The movies I choose, in the order I saw them, were:
·
Watership Down (1978)
·
West Side Story (1961)
·
North by Northwest (1959)
·
Singing in the Rain (1952)
·
Close Encounters of the Third Kind (1977)
·
The Magnificent Seven (1960)
·
Planet of the Apes (1968)
·
Some Like it Hot (1959)
·
Elmer Gantry (1960)
·
All the Presidents Men (1976)
Already you start
to see the main influences. Westerns, musicals and SF were part of the family
geography that remain lifelong loves – little islands of stability and meaning
in a household that was becoming increasingly dysfunctional (or maybe I was
just becoming more aware of the disfunction). More than that I was already
watching lots of films by myself – hundreds of westerns certainly, but also
Hollywood films of all kinds from the 40s, 50s and 60s that were a constant on the
nation’s 3 channels back then and increasingly the political cinema of the 70s.
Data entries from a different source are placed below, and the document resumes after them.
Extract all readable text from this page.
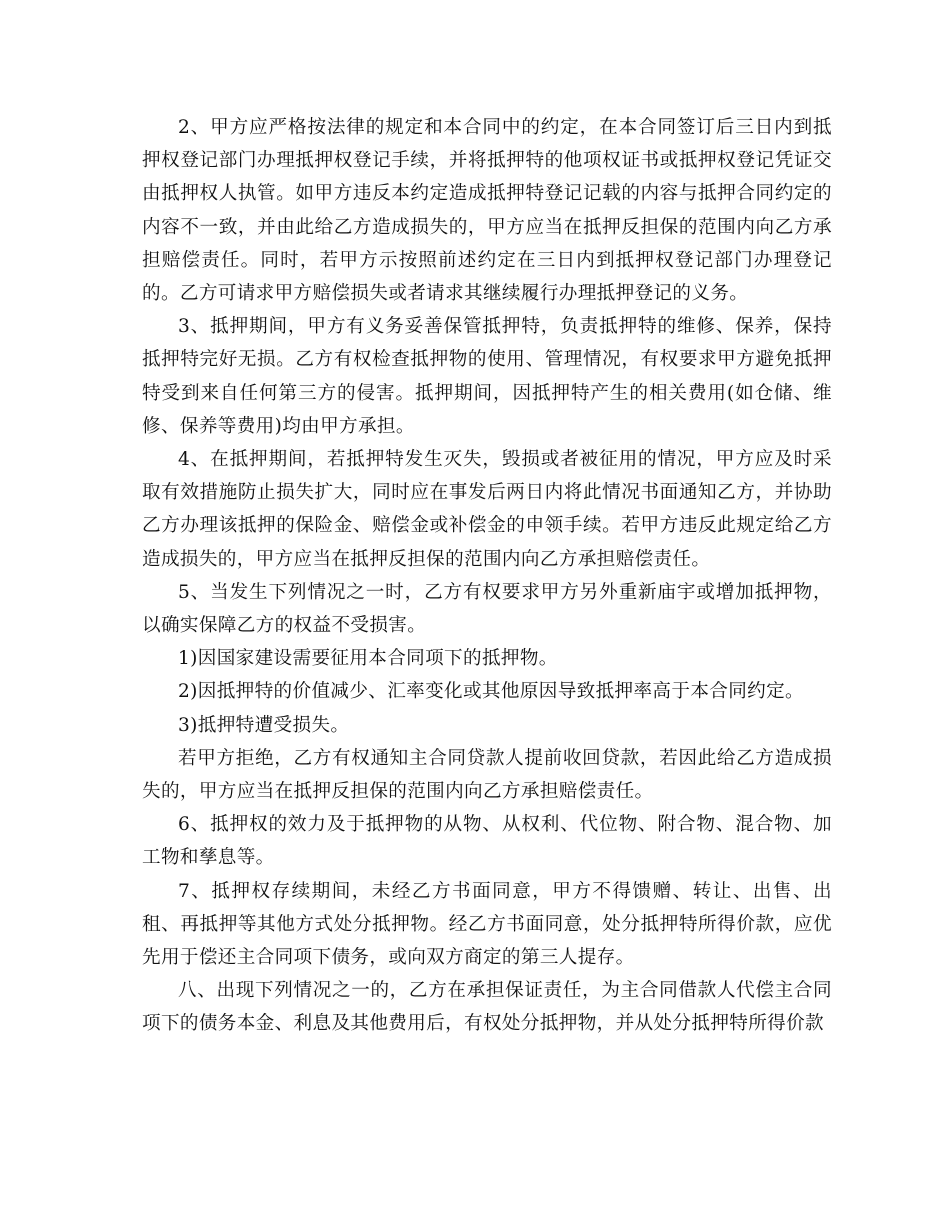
2、甲方应严格按法律的规定和本合同中的约定，在本合同签订后三日内到抵押权登记部门办理抵押权登记手续，并将抵押特的他项权证书或抵押权登记凭证交由抵押权人执管。如甲方违反本约定造成抵押特登记记载的内容与抵押合同约定的内容不一致，并由此给乙方造成损失的，甲方应当在抵押反担保的范围内向乙方承担赔偿责任。同时，若甲方示按照前述约定在三日内到抵押权登记部门办理登记的。乙方可请求甲方赔偿损失或者请求其继续履行办理抵押登记的义务。

3、抵押期间，甲方有义务妥善保管抵押特，负责抵押特的维修、保养，保持抵押特完好无损。乙方有权检查抵押物的使用、管理情况，有权要求甲方避免抵押特受到来自任何第三方的侵害。抵押期间，因抵押特产生的相关费用(如仓储、维修、保养等费用)均由甲方承担。

4、在抵押期间，若抵押特发生灭失，毁损或者被征用的情况，甲方应及时采取有效措施防止损失扩大，同时应在事发后两日内将此情况书面通知乙方，并协助乙方办理该抵押的保险金、赔偿金或补偿金的申领手续。若甲方违反此规定给乙方造成损失的，甲方应当在抵押反担保的范围内向乙方承担赔偿责任。

5、当发生下列情况之一时，乙方有权要求甲方另外重新庙宇或增加抵押物，以确实保障乙方的权益不受损害。

1)因国家建设需要征用本合同项下的抵押物。

2)因抵押特的价值减少、汇率变化或其他原因导致抵押率高于本合同约定。

3)抵押特遭受损失。

若甲方拒绝，乙方有权通知主合同贷款人提前收回贷款，若因此给乙方造成损失的，甲方应当在抵押反担保的范围内向乙方承担赔偿责任。

6、抵押权的效力及于抵押物的从物、从权利、代位物、附合物、混合物、加工物和孳息等。

7、抵押权存续期间，未经乙方书面同意，甲方不得馈赠、转让、出售、出租、再抵押等其他方式处分抵押物。经乙方书面同意，处分抵押特所得价款，应优先用于偿还主合同项下债务，或向双方商定的第三人提存。

八、出现下列情况之一的，乙方在承担保证责任，为主合同借款人代偿主合同项下的债务本金、利息及其他费用后，有权处分抵押物，并从处分抵押特所得价款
My love of movie stars, of glamour and beauty, of romance, of melancholy, of
screen violence are all there too. All have remained, and for a socialist and
critical thinker, it is hard to admit that some of those superficial elements
are still central to my dreams and desires. I am still beguiled by beautiful
charismatic men and women. If they can sing and dance too…
My memory is
terrible but I can remember the feeling of watching all those films for the
first time – the wonder and the weirdness, the joy and excitement and, more
than anything, a huge and complicated world being revealed to me. The yearning
to connect and to escape my loneliness is ever present but on most days of my
47 years if you’d offered me the choice of a good film or the chance to go out
and meet people there would have only been one answer.
There are 5 films
that didn’t make it though they were probably just as influential:
·
Star Wars – obviously perhaps. Growing up in the
late 70s the new blockbusters would have a huge impact on many of us.
·
Superman 1 and 2 – Christopher Reeve and Margot
Kidder!!! Duh!?
·
True Grit – I watched all the John Wayne films
again and again. This is still a brilliant, beautiful film. And it has Glen
Campbell!
·
The Jazz Singer – what can I say? Neil Diamond
was big in our house.
·
Grease - a rare trip to the cinema with the
women of my family: my mum, sister, auntie and cousin.
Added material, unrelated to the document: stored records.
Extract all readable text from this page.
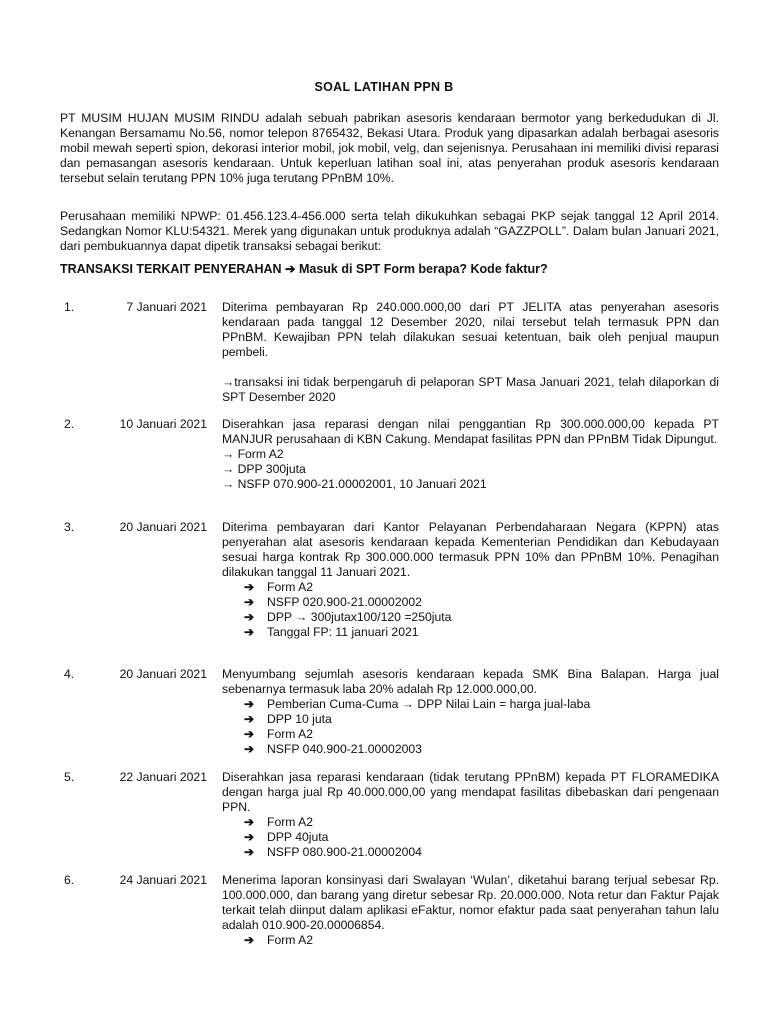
SOAL LATIHAN PPN B
PT MUSIM HUJAN MUSIM RINDU adalah sebuah pabrikan asesoris kendaraan bermotor yang berkedudukan di Jl. Kenangan Bersamamu No.56, nomor telepon 8765432, Bekasi Utara. Produk yang dipasarkan adalah berbagai asesoris mobil mewah seperti spion, dekorasi interior mobil, jok mobil, velg, dan sejenisnya. Perusahaan ini memiliki divisi reparasi dan pemasangan asesoris kendaraan. Untuk keperluan latihan soal ini, atas penyerahan produk asesoris kendaraan tersebut selain terutang PPN 10% juga terutang PPnBM 10%.
Perusahaan memiliki NPWP: 01.456.123.4-456.000 serta telah dikukuhkan sebagai PKP sejak tanggal 12 April 2014. Sedangkan Nomor KLU:54321. Merek yang digunakan untuk produknya adalah “GAZZPOLL”. Dalam bulan Januari 2021, dari pembukuannya dapat dipetik transaksi sebagai berikut:
TRANSAKSI TERKAIT PENYERAHAN ➔ Masuk di SPT Form berapa? Kode faktur?
1.	7 Januari 2021 Diterima pembayaran Rp 240.000.000,00 dari PT JELITA atas penyerahan asesoris kendaraan pada tanggal 12 Desember 2020, nilai tersebut telah termasuk PPN dan PPnBM. Kewajiban PPN telah dilakukan sesuai ketentuan, baik oleh penjual maupun pembeli.
→transaksi ini tidak berpengaruh di pelaporan SPT Masa Januari 2021, telah dilaporkan di SPT Desember 2020
2.	10 Januari 2021 Diserahkan jasa reparasi dengan nilai penggantian Rp 300.000.000,00 kepada PT MANJUR perusahaan di KBN Cakung. Mendapat fasilitas PPN dan PPnBM Tidak Dipungut.
→ Form A2
→ DPP 300juta
→ NSFP 070.900-21.00002001, 10 Januari 2021
3.	20 Januari 2021 Diterima pembayaran dari Kantor Pelayanan Perbendaharaan Negara (KPPN) atas penyerahan alat asesoris kendaraan kepada Kementerian Pendidikan dan Kebudayaan sesuai harga kontrak Rp 300.000.000 termasuk PPN 10% dan PPnBM 10%. Penagihan dilakukan tanggal 11 Januari 2021.
➔ Form A2
➔ NSFP 020.900-21.00002002
➔ DPP → 300jutax100/120 =250juta
➔ Tanggal FP: 11 januari 2021
4.	20 Januari 2021 Menyumbang sejumlah asesoris kendaraan kepada SMK Bina Balapan. Harga jual sebenarnya termasuk laba 20% adalah Rp 12.000.000,00.
➔ Pemberian Cuma-Cuma → DPP Nilai Lain = harga jual-laba
➔ DPP 10 juta
➔ Form A2
➔ NSFP 040.900-21.00002003
5.	22 Januari 2021 Diserahkan jasa reparasi kendaraan (tidak terutang PPnBM) kepada PT FLORAMEDIKA dengan harga jual Rp 40.000.000,00 yang mendapat fasilitas dibebaskan dari pengenaan PPN.
➔ Form A2
➔ DPP 40juta
➔ NSFP 080.900-21.00002004
6.	24 Januari 2021 Menerima laporan konsinyasi dari Swalayan ‘Wulan’, diketahui barang terjual sebesar Rp. 100.000.000, dan barang yang diretur sebesar Rp. 20.000.000. Nota retur dan Faktur Pajak terkait telah diinput dalam aplikasi eFaktur, nomor efaktur pada saat penyerahan tahun lalu adalah 010.900-20.00006854.
➔ Form A2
I’m going to continue with the project and hope that I can
start writing a little. I have started lists for my teen years and for my adult
years. Already I don’t how I can cut numbers down and how I will avoid
editorializing. What have I forgotten? What don’t I want to admit? What has
changed? How can I place things in order when my memory is so hazy? How do I separate
out the moments that formed me from the ones that didn’t? How does one avoid it
becoming an exercise in nostalgia? Luckily, more than ever I don’t care what
people might think. Woody Allen, Sam Peckinpah, Clint Eastwood and various
other divisive figures will all feature. Better the truth – as near as I can
get to it – than a definite lie.
For anyone out there going through a difficult time I hope
you get through it. I’m 6 weeks without hitting self-destruct and 2 weeks back
at the gym. Baby steps. And just about able to engage with some of the things I
love. People? They are still a way off.
Sorry to hear this, I feel you. Take care of yourself, take it slowly. These Yeats lines are one of my reminders that difficult feelings pass, with time and compassion for yourself: 'Now that my ladder’s gone/I must lie down where all the ladders start/In the foul rag and bone shop of the heart. Hang in there.